Should India approve weight loss drugs without local data?

The Delhi High Court has asked the Drugs Controller General of India (DCGI) to review the regulatory basis for approving certain weight-loss drug combinations currently being sold in the country.

The direction came in response to a writ petition filed by Jitendra Chouksey, who challenged the approvals of these drugs on the grounds that they were granted without India-specific clinical trials or efficacy data. Argued by senior advocate Diya Kapur, the petition also raised concerns about the broader legal and ethical framework governing such approvals.

According to the petitioner, licences for these weight-loss drug combinations were issued “without conducting India-specific trials and studies” and “not based on adequate data.”

Taking note of earlier representations made to the DCGI and the Ministry of Health and Family Welfare in April 2025, a division bench comprising Chief Justice Devendra Kumar Upadhyaya and Justice Tushar Rao Gedela permitted the petitioner to file a fresh, comprehensive representation. This additional submission is to include documents already placed before the court.

“We find it appropriate to permit the petitioner to approach the Drugs Controller General of India by way of making an additional representation, bringing to his notice the materials and documents submitted to the Court,” the bench noted.

The High Court has directed the DCGI to consider this supplementary representation within three months, and to consult relevant clinical experts and stakeholders as part of the review process. “The Drugs Controller General of India shall accordingly take an appropriate decision in the matter and shall address the concerns raised in the writ petition by the petitioner appropriately,” the order stated.

Weight-Loss Medications Face Regulatory Heat

The court’s directive comes at a time when interest in weight-loss medications—particularly GLP-1 receptor agonists and fixed-dose combinations (FDCs)—is on the rise. Several of these combinations are already being marketed, but their safety has come under scrutiny due to the absence of India-specific clinical evidence.

This isn’t the first time the regulatory framework for FDCs in India has faced questions. In the past, the Ministry of Health banned hundreds of such combinations—ranging from painkillers to cold medications—following expert reviews that deemed them irrational or poorly supported by data. Some of these bans, including those on combinations like paracetamol with nimesulide and ibuprofen with phenylephrine, were upheld by the courts.

Although the High Court has not commented on the legality of existing drug approvals, it has placed the responsibility on the DCGI to conduct a thorough review. The petitioner must submit the supplementary representation within two weeks, after which the DCGI has three months to examine the matter, seek expert input, and take an informed decision.
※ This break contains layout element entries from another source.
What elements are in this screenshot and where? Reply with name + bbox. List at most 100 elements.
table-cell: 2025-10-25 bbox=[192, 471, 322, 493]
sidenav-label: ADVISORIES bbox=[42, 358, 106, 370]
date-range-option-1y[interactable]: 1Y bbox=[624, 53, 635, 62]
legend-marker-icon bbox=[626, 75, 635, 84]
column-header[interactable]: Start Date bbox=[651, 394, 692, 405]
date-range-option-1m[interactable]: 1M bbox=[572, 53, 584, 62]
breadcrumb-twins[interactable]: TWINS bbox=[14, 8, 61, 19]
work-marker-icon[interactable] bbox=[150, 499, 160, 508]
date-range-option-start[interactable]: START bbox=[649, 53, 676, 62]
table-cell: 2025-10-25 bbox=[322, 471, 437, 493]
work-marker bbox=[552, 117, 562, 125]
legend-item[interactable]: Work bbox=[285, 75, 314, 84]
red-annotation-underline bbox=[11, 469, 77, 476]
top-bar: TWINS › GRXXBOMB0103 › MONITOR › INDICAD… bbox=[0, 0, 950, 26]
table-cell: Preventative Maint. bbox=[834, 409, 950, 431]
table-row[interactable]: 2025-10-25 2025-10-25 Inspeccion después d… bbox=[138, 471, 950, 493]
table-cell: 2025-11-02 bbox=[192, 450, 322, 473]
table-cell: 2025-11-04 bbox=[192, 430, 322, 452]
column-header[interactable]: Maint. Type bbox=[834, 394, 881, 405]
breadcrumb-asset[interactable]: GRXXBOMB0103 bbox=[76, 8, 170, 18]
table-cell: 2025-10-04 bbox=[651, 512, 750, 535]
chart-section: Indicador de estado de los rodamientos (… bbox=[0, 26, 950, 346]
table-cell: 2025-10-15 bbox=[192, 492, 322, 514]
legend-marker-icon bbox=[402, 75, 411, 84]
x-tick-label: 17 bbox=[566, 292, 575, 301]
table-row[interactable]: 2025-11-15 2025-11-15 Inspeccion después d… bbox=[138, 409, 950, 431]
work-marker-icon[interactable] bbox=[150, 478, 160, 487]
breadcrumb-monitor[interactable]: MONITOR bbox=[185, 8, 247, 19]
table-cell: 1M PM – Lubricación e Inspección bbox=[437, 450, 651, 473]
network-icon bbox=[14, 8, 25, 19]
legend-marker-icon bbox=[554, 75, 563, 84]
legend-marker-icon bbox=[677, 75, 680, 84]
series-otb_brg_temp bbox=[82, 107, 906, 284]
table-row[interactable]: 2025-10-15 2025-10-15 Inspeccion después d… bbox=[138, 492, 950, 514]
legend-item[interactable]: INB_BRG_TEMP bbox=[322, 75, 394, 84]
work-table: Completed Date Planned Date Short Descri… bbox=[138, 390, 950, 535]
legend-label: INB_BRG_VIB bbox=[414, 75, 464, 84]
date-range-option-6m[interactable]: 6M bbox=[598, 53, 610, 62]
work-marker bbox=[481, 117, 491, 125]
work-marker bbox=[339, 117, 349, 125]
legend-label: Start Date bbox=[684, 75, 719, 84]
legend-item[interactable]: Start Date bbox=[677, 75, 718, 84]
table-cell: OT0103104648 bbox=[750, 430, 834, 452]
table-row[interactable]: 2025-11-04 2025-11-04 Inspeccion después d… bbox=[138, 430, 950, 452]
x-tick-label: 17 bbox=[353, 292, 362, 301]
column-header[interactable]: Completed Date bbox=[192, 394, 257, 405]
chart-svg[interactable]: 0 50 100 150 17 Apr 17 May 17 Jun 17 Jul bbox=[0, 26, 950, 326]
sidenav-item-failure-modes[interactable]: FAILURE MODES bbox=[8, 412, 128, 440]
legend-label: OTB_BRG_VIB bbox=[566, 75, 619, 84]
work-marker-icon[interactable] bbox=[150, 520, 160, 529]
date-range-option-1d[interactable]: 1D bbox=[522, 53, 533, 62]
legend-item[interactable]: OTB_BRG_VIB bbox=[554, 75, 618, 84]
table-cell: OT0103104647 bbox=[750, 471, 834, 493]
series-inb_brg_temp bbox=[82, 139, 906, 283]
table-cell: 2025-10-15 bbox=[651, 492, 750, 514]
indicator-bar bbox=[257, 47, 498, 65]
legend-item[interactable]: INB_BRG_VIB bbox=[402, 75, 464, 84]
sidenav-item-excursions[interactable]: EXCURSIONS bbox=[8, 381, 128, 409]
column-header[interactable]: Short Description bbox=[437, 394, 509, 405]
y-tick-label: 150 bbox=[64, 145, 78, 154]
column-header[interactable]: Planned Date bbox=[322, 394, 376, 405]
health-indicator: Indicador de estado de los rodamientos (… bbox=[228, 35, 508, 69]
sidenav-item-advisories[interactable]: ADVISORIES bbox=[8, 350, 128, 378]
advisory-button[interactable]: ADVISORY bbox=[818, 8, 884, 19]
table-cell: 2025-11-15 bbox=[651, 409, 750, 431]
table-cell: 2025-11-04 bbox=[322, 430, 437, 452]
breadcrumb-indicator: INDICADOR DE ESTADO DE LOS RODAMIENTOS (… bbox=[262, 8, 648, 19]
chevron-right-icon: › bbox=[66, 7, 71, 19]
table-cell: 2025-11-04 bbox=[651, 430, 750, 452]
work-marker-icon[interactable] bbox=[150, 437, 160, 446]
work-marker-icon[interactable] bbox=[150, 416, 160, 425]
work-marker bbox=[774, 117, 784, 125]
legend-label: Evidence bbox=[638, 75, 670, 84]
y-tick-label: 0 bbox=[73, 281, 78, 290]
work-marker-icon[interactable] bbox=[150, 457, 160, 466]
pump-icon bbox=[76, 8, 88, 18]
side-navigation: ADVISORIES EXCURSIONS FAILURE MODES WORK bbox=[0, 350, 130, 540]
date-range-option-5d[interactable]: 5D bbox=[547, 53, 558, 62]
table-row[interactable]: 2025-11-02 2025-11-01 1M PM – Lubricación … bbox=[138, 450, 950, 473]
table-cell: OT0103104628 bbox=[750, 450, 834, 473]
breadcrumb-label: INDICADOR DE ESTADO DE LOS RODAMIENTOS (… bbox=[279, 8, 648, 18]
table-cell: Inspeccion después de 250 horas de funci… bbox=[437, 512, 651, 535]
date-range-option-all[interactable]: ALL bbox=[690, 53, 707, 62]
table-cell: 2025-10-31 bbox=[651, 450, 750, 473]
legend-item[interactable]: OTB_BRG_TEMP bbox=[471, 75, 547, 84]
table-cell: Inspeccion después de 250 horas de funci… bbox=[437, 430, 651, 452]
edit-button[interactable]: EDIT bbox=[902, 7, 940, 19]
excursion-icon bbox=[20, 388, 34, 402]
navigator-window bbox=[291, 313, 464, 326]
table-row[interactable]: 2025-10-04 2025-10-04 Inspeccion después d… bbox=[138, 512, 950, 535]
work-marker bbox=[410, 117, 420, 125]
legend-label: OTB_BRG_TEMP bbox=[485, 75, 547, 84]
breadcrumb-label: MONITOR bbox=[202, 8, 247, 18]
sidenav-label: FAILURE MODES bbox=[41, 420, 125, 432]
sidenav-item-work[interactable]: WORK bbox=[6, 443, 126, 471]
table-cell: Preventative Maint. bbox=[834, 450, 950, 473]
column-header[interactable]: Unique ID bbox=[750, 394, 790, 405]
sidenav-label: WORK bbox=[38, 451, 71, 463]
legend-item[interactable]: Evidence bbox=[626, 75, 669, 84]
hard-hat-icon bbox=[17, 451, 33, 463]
The petition has now been disposed of, leaving the door open for a regulatory reassessment.

Experts Weigh In: ‘One Size Doesn’t Fit All’

The High Court’s directive has reignited debate on whether India should fast-track approvals of globally popular weight-loss drugs without robust local clinical trials.

Dr Sukhvinder Singh Saggu, Director, Minimal Access, GI & Bariatric Surgery at the CK Birla Hospital®, Delhi, said the concern is both timely and valid. “The directive highlights an important issue—the need for India-specific clinical data when approving weight-loss drugs. Given the genetic, dietary, and lifestyle diversity in India, relying solely on international studies is not adequate,” he told Business Today.

He noted that Indian patients often exhibit central obesity and accumulate more visceral fat compared to Western populations. “At a BMI of 27.5, Indian patients already face high risks of diabetes, hypertension, and cardiovascular disease,” Dr Saggu said. “Genetic variability across Indian states can also influence drug efficacy and side effects.”

While drugs like semaglutide and tirzepatide are transforming global obesity care, experts caution against bypassing domestic trials. “Approving drugs based on local evidence will not only improve outcomes but also increase public confidence and regulatory transparency,” Dr Saggu added.

Obesity, he said, is a complex and multifactorial disease. “It cannot be treated with a one-size-fits-all approach. A multi-modal strategy—combining dietary changes, physical activity, behavioural counselling, and, in select cases, medication—is essential.”

Weight-loss drugs, he emphasised, can be valuable for patients who do not respond to lifestyle interventions. “But they must be prescribed with care, and always alongside medical supervision and structured behavioural support. These are not standalone solutions.”